2) 正しいフォームを身につける。肘に負担をかけないフォームというのは一概にはいえないが、肘の過屈曲、過伸展を伴うようなフォームはテニス肘の原因となりやすい。
3) 筋力のない場合は、特にバックハンドでは両手打ちで打球するようにする。また、肘に痛みがある場合は、フォアハンドもバックハンドも両手打で練習するように心掛けた方がよいであろう。

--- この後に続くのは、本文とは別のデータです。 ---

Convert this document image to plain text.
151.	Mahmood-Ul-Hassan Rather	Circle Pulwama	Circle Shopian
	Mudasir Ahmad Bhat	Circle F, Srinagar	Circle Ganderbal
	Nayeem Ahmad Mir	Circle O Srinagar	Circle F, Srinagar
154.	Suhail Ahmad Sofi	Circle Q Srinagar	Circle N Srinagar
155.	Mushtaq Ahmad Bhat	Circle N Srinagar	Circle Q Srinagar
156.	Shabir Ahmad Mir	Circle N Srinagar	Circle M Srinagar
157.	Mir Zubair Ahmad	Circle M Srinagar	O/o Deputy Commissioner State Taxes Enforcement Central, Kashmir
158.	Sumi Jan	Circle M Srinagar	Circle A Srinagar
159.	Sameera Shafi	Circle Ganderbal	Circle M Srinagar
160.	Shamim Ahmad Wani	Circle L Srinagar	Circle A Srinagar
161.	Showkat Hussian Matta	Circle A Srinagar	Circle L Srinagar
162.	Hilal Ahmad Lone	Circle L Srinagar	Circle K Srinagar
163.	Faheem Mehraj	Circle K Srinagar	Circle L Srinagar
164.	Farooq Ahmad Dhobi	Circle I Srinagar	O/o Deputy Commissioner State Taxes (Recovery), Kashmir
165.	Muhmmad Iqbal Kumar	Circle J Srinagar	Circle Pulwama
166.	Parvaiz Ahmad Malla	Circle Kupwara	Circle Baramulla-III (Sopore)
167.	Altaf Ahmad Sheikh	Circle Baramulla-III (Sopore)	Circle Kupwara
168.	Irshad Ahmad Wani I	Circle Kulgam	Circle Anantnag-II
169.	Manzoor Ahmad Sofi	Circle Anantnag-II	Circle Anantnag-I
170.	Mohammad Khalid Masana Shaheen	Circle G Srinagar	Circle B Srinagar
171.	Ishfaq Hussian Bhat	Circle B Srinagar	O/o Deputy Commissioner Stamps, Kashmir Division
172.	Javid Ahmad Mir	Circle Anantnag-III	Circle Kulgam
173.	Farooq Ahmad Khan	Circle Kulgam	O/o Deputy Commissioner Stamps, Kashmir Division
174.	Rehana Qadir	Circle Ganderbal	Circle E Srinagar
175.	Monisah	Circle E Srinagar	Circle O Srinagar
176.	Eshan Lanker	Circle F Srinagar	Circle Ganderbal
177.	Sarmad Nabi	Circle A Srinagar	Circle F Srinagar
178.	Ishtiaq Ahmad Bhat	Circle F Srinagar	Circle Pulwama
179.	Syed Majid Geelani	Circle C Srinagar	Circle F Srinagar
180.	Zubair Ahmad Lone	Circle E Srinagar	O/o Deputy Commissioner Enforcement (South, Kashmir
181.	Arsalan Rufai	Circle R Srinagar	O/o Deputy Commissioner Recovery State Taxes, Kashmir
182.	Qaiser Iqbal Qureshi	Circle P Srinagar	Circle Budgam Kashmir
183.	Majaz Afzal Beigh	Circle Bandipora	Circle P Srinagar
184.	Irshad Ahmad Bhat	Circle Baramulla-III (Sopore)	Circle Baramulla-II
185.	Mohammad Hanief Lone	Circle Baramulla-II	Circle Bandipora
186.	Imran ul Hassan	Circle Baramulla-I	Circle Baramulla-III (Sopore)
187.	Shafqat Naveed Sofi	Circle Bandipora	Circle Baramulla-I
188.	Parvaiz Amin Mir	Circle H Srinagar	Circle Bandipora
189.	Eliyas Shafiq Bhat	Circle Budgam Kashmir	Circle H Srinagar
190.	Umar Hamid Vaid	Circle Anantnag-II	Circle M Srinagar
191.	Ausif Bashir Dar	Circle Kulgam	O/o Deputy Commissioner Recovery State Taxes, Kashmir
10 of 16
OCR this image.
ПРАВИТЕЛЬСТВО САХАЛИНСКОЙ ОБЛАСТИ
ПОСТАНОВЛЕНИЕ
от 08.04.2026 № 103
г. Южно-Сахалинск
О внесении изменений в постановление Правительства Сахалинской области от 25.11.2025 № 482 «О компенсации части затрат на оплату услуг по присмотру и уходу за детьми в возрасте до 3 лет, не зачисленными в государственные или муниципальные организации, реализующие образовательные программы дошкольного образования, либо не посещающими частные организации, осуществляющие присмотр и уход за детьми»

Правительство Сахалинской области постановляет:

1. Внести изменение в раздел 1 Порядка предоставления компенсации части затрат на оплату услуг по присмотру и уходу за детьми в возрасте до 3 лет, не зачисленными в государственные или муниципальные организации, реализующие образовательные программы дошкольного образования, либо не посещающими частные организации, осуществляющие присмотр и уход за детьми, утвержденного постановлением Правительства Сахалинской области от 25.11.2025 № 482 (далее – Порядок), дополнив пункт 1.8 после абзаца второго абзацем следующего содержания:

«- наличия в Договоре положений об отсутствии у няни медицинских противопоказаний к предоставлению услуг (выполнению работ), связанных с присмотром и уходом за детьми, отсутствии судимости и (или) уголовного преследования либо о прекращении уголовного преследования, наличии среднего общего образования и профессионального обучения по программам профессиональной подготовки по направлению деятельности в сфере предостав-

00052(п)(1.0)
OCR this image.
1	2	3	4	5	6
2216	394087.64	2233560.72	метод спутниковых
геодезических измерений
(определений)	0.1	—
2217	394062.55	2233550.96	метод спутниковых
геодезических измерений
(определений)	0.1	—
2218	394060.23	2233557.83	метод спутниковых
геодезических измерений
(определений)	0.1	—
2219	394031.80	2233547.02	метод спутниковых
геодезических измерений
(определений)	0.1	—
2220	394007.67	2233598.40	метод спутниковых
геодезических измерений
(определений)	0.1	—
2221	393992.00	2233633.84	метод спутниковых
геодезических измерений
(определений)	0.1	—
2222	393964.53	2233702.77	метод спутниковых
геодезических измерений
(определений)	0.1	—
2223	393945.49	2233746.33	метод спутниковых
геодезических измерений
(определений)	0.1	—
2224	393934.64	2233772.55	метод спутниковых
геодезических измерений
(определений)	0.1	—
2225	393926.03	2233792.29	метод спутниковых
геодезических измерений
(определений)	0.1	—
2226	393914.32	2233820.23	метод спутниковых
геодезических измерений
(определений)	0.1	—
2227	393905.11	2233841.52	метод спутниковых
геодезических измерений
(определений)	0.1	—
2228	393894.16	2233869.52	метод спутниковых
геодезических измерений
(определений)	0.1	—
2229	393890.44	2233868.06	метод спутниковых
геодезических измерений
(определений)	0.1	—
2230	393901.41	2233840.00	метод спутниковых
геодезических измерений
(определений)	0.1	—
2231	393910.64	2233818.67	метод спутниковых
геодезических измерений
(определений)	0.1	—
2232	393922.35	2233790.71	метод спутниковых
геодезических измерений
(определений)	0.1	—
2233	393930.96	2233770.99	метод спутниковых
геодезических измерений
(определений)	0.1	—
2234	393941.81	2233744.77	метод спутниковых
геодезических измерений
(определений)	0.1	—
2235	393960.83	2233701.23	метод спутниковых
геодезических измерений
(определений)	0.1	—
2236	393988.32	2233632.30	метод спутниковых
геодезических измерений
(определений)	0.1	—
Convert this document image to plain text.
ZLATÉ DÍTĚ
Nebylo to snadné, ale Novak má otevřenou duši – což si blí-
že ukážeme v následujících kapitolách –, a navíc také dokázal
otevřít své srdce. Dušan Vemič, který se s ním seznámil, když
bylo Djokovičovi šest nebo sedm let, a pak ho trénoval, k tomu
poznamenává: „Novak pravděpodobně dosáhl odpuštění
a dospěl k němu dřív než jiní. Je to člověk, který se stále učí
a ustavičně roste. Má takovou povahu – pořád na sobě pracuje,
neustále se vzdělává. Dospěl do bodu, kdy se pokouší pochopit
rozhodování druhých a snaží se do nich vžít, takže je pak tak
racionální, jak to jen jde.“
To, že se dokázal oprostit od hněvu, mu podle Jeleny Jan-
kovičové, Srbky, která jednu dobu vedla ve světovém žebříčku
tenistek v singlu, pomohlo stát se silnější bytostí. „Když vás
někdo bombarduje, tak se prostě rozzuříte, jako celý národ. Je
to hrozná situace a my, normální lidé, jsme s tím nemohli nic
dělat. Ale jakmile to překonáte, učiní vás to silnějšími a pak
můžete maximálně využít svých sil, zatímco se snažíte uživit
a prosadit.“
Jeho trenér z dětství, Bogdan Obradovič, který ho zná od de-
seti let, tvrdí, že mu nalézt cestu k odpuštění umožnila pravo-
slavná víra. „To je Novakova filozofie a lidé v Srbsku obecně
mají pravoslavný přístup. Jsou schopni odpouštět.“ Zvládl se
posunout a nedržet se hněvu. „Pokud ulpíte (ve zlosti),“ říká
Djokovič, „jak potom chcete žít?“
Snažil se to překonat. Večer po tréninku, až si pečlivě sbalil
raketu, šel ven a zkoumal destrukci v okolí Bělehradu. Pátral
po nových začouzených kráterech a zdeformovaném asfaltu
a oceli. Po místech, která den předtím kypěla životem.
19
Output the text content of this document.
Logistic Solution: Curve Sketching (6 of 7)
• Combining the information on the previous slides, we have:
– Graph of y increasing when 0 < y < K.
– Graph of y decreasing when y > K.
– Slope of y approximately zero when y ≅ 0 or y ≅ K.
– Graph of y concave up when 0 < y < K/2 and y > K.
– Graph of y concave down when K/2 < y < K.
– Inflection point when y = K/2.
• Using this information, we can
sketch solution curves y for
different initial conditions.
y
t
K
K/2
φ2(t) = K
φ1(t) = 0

4) サービスについては、肘を曲げて担いだ状態から、トスをあげて打球するのがよい(サービスのスピードは、初級者から中級者にかけては、この様な打ち方をしても、さほどスピードは落ちないという報告があるので、安心して練習されたい)。
5) ラケットをラージサイズに代えるか、ストリングスを柔らかめのものを使用し、緩いテンションで張ることを薦める。
テニス肘は、テニスプレーヤーにとって切っても切れないものである。テニス肘を起こす原因に種々ある。もし、ラケットが不適当であれば、適当なものを買い、適宜な堅さにストリングスを張るのがよい。
さらに、
正しい技術、フットワークなども重要で、練習と指導によって改善できる。知識を吸収して、積極的に活用して、充実したテニスライフを送ってもらいたいと思います。
「参考文献」
1)テニス肘の病因:武藤芳照ほか,1987,
臨床スポーツ医学 4(8):869-877
2)テニス肘の診断と治療:萬納寺毅智,1987,
臨床スポーツ医学 4(8):878-884
3)テニス肘のリハビリテーション治療と治療:栗山節郎ほか,
1987,臨床スポーツ医学 4(8):885-890
4)用具による安全対策−ラケットとテニス肘−:友末亮三ほか,
1987,臨床スポーツ医学 4(8):885-890
5)テニス肘の治療と予防:ベケット・ホワース/フレッド・ベンダー著
 片山良亮訳,1984,保健同人健康ブックス

※TNJ様のご好意によりデ−タベ−スから抜粋して記載しました。